Showing posts with label Aurora Boroalis. Show all posts
Showing posts with label Aurora Boroalis. Show all posts

Saturday, June 11, 2016

Diary of John Beauchamp Jones: October 4, 1862

A splendid aurora borealis last night.

Yesterday, most of the delegation in Congress from Kentucky and Tennessee petitioned the President to order Gen. Breckinridge, at Knoxville, to march to the relief of Nashville, and expel the enemy, without waiting for orders from Gen. Bragg, now in Kentucky. The President considers this an extraordinary request, and will not, I suppose, grant it.

It is said Gen. Lee is advancing against Gen. McClellan at Martinsburg. If Lee attacks him, and beats him, he will probably be ruined, for the Potomac will be in his rear.

The enemy's paper, printed at Nashville, thinks Bragg has taken Louisville. I hope so. I think we shall get Nashville soon.

Gen. Butler, the Yankee commander in New Orleans, has issued an order to all the inhabitants of that city, sympathizing with the Southern Confederacy, to present themselves immediately, and take the oath of allegiance, when they will be recommended for pardon. If they do not comply with the order, they will be arrested by his police, cast into prison, and their property confiscated. These are the orders which rally our men and make them fight like heroes. How many Yankees will bleed and die in consequence of this order? And Lincoln's Emancipation Proclamation will seal the doom of one hundred thousand of his own people!

A letter from Gen. Lee, dated October 1st, says that McClellan has not crossed the Potomac. Some of his scouts have been at Martinsburg, or in its vicinity. It is not to be supposed that Lee can be, amused by McClellan, while a force of any magnitude is sent against Richmond. Some fear this, but I don't.

SOURCE: John Beauchamp Jones, A Rebel War Clerk's Diary at the Confederate States Capital, Volume 1, p. 163-4

Friday, March 13, 2015

Diary of John Beauchamp Jones: June 28, 1861

We have a flaming comet in the sky.

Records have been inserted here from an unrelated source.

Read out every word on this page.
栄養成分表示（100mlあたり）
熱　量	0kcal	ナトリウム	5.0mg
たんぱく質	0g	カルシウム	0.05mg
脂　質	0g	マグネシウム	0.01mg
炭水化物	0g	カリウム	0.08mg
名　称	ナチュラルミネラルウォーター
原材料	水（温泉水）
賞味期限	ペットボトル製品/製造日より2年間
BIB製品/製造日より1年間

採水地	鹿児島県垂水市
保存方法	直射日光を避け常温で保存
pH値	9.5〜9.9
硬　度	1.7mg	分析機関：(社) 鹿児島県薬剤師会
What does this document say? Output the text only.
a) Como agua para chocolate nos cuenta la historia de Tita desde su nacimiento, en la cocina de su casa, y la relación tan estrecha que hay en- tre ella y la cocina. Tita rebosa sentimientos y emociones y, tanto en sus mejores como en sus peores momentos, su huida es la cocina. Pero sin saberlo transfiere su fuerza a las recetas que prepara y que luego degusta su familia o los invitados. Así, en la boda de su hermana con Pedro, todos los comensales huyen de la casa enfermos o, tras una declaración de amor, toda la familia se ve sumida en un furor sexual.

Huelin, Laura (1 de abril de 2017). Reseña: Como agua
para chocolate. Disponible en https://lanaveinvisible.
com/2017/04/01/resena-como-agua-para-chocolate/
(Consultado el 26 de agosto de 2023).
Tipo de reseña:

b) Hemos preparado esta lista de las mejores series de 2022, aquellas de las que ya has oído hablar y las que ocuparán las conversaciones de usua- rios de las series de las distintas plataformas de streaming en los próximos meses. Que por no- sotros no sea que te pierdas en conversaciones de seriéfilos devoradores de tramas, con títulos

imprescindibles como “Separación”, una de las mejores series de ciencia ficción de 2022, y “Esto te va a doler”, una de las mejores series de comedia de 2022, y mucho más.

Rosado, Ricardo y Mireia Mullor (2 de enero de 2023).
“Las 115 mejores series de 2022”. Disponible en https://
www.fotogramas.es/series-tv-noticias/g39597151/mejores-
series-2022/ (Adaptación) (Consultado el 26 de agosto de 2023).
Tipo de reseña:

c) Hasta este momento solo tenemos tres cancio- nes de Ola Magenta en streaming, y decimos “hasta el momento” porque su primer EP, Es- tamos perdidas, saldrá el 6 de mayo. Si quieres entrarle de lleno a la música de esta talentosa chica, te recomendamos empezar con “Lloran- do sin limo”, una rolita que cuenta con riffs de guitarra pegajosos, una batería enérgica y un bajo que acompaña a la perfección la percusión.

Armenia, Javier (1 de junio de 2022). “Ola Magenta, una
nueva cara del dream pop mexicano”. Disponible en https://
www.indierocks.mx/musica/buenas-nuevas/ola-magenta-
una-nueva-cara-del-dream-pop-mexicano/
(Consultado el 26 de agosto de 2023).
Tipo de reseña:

It comes unannounced, and takes a northwestern course. I dreamed last night that I saw a great black ball moving in the heavens, and it obscured the moon. The stars were in motion, visibly, and for a time afforded the only light. Then a brilliant halo illuminated the zenith like the quick-shooting irradiations of the aurora boroalis. And men ran in different directions, uttering cries of agony. These cries, I remember distinctly, came from men. As I gazed upon the fading and dissolving moon, I thought of the war brought upon us, and the end of the United States Government. My family were near, all of them, and none seemed alarmed or distressed. I experienced no perturbation; but I awoke. I felt curious to prolong the vision, but sleep had fled. I was gratified, however, to be conscious of the fact that in this illusory view of the end of all things sublunary, I endured no pangs of remorse or misgivings of the new existence it seemed we were about to enter upon.